I had been having some of these type of conversations with the Whippersnapper in the last few weeks (before she LEFT FOR THE SEASON!) and it is apparent that despite being 10 years my junior, the issues have not changed. I felt the need to help her fill her social schedule so that she wouldn't have to PLAY hard to get, since she would genuinely BE hard to get. And that is the only solution that I have ever come up with, a maniacally full schedule is sure to put you in high demand. Great, at least we don't have to play games anymore.

Now I need to bring it down here a bit in conclusion. I have a wonderful husband. I am a hair's breadth from receiving a Master's in environmental engineering.
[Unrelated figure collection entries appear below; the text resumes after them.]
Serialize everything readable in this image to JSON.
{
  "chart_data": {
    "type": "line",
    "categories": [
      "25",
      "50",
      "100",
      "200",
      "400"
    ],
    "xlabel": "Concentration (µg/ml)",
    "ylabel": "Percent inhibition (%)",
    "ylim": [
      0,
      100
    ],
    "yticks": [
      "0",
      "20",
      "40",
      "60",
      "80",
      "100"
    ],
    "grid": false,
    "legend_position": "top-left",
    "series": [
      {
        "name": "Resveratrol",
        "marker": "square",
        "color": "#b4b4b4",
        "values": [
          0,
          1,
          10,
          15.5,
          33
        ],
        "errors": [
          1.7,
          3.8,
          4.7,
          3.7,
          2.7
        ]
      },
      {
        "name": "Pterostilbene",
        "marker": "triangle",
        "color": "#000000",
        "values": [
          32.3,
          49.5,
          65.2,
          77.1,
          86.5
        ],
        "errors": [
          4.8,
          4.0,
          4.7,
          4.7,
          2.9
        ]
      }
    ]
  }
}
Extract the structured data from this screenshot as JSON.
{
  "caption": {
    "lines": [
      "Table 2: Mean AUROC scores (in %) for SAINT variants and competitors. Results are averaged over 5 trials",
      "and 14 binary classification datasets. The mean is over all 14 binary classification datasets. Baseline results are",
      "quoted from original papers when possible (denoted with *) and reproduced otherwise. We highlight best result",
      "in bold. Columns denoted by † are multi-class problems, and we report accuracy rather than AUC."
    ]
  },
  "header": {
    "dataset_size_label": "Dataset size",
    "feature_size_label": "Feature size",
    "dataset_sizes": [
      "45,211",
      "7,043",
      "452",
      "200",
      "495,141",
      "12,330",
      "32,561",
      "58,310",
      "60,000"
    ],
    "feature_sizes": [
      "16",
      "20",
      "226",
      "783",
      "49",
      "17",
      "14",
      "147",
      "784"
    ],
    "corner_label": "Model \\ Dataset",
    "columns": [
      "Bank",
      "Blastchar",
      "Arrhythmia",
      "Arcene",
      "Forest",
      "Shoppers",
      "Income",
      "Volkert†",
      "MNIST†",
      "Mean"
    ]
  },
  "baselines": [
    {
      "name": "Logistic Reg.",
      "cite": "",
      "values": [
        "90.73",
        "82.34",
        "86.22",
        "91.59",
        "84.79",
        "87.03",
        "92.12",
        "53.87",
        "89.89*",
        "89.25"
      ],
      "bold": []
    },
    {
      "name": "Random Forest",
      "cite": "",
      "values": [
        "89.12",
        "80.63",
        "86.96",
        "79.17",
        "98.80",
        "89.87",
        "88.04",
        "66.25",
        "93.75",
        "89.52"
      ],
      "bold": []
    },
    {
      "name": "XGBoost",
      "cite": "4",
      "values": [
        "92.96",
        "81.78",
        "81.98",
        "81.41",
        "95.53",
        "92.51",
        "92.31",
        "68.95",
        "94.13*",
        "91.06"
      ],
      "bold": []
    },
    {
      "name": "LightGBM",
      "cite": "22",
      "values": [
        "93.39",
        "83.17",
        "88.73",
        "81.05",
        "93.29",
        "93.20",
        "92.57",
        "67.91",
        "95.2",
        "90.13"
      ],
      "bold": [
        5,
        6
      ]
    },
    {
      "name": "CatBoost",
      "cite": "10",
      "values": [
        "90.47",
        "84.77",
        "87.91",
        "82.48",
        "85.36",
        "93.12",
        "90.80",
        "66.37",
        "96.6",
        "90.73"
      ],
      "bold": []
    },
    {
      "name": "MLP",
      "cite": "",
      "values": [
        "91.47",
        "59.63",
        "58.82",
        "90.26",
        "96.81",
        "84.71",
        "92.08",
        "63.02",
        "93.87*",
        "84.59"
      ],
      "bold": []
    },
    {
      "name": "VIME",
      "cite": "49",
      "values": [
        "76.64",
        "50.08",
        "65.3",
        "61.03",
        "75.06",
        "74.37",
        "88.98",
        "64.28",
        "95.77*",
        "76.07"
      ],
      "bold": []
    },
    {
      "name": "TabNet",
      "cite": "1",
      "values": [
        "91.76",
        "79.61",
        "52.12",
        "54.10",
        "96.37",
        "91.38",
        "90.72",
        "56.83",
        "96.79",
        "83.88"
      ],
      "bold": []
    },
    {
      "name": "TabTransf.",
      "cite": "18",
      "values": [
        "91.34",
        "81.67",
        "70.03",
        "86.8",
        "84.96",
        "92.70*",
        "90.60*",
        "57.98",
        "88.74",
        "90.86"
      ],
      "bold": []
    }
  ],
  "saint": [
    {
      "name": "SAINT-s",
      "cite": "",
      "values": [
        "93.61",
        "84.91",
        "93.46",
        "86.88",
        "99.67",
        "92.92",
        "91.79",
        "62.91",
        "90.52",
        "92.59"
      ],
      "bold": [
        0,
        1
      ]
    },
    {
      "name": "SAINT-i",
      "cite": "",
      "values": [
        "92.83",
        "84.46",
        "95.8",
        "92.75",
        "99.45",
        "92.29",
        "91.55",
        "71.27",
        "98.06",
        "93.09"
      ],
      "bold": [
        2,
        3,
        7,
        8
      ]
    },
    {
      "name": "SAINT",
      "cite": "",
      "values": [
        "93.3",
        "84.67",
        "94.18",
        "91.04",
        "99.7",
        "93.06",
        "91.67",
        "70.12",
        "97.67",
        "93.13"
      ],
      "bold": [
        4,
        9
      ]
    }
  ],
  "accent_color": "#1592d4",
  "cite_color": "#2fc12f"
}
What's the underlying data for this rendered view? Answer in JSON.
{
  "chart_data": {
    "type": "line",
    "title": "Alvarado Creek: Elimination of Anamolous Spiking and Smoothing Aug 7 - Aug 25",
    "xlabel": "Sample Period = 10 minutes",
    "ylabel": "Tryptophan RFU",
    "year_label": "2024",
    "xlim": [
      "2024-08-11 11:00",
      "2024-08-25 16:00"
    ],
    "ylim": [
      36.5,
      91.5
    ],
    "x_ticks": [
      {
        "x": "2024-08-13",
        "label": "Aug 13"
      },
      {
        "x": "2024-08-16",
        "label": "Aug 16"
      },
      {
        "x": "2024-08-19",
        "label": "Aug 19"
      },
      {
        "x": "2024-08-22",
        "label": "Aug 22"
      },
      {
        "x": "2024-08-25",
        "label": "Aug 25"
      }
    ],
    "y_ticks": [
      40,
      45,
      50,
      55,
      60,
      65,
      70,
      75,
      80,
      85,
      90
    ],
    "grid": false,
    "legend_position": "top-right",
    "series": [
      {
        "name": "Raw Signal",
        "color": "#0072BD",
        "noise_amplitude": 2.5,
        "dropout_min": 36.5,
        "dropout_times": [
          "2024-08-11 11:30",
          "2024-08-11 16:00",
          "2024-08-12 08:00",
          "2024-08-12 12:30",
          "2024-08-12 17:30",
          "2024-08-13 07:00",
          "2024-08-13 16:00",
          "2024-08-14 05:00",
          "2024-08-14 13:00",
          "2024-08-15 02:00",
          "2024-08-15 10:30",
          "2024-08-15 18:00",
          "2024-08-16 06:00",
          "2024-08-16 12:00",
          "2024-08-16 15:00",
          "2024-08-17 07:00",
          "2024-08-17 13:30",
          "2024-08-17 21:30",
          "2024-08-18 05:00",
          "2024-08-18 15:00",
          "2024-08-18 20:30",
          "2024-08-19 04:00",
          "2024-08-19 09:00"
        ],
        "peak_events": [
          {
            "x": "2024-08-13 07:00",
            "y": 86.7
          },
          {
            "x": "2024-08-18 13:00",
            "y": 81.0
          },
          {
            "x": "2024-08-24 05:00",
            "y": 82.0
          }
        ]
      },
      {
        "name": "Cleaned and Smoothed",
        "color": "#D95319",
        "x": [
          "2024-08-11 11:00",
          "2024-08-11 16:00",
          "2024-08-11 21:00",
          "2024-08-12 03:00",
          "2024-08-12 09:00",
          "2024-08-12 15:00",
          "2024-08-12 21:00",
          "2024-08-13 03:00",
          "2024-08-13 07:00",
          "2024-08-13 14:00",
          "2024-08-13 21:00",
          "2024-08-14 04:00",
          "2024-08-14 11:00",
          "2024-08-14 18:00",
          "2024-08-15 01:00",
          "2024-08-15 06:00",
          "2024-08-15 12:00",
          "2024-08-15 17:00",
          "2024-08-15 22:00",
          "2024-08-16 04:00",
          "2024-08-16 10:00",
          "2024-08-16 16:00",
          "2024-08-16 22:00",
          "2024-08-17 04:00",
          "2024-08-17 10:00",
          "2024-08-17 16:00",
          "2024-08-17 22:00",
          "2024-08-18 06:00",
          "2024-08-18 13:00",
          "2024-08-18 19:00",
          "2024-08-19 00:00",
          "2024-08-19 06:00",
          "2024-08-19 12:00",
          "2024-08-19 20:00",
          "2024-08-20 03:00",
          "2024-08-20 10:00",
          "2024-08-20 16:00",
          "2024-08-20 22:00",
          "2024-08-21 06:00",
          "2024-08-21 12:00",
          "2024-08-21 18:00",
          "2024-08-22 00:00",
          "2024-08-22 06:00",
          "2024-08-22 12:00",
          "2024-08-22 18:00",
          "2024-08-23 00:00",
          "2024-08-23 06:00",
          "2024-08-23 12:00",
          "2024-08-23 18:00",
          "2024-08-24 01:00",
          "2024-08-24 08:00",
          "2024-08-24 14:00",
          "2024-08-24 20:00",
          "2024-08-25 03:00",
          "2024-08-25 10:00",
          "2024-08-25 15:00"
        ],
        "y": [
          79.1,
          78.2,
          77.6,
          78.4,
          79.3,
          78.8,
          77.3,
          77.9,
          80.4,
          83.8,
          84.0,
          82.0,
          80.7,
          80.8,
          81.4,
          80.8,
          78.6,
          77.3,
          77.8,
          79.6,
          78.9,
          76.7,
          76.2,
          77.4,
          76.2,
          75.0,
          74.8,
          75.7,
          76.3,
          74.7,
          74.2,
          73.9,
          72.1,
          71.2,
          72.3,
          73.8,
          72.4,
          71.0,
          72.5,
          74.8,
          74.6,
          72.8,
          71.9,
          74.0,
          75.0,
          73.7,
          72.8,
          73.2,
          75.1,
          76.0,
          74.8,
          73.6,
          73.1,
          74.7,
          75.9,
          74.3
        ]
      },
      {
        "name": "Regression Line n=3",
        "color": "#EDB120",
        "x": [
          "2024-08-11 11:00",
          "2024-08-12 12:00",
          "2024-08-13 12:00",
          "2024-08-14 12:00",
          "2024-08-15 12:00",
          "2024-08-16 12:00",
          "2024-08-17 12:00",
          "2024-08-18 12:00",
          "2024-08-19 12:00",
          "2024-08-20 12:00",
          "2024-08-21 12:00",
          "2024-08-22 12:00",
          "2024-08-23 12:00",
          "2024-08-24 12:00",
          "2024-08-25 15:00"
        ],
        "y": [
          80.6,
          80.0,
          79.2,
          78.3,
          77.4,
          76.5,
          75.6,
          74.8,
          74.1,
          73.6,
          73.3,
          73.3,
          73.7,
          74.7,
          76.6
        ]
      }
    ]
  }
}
I love my life, and there's no place I'd rather be. (Well, maybe New Zealand, but that's beside the point.) I feel that I am a blessedly successful feminist. But less than a decade back in time, I had to learn to be the relationship boundary monitor, and not an active seeker. And I can't deny that THAT disappoints.

And in classic scientific paper style, I must now move into questions of the future. Do I try and spare my children some of the heartbreak that I experienced, and teach them that, yes, a woman must play hard to get? Or to I keep flogging my head against the wall of patriarchy, and try, despite culture, media, and a millennium of history, to pass on the mantra that "a woman can do what ever she wants"?

Hope I haven't harshed on your day. Thanks for stopping by.

Tuesday, November 01, 2005


Hey look at my snazzy new early birthday present shoes. They're RED!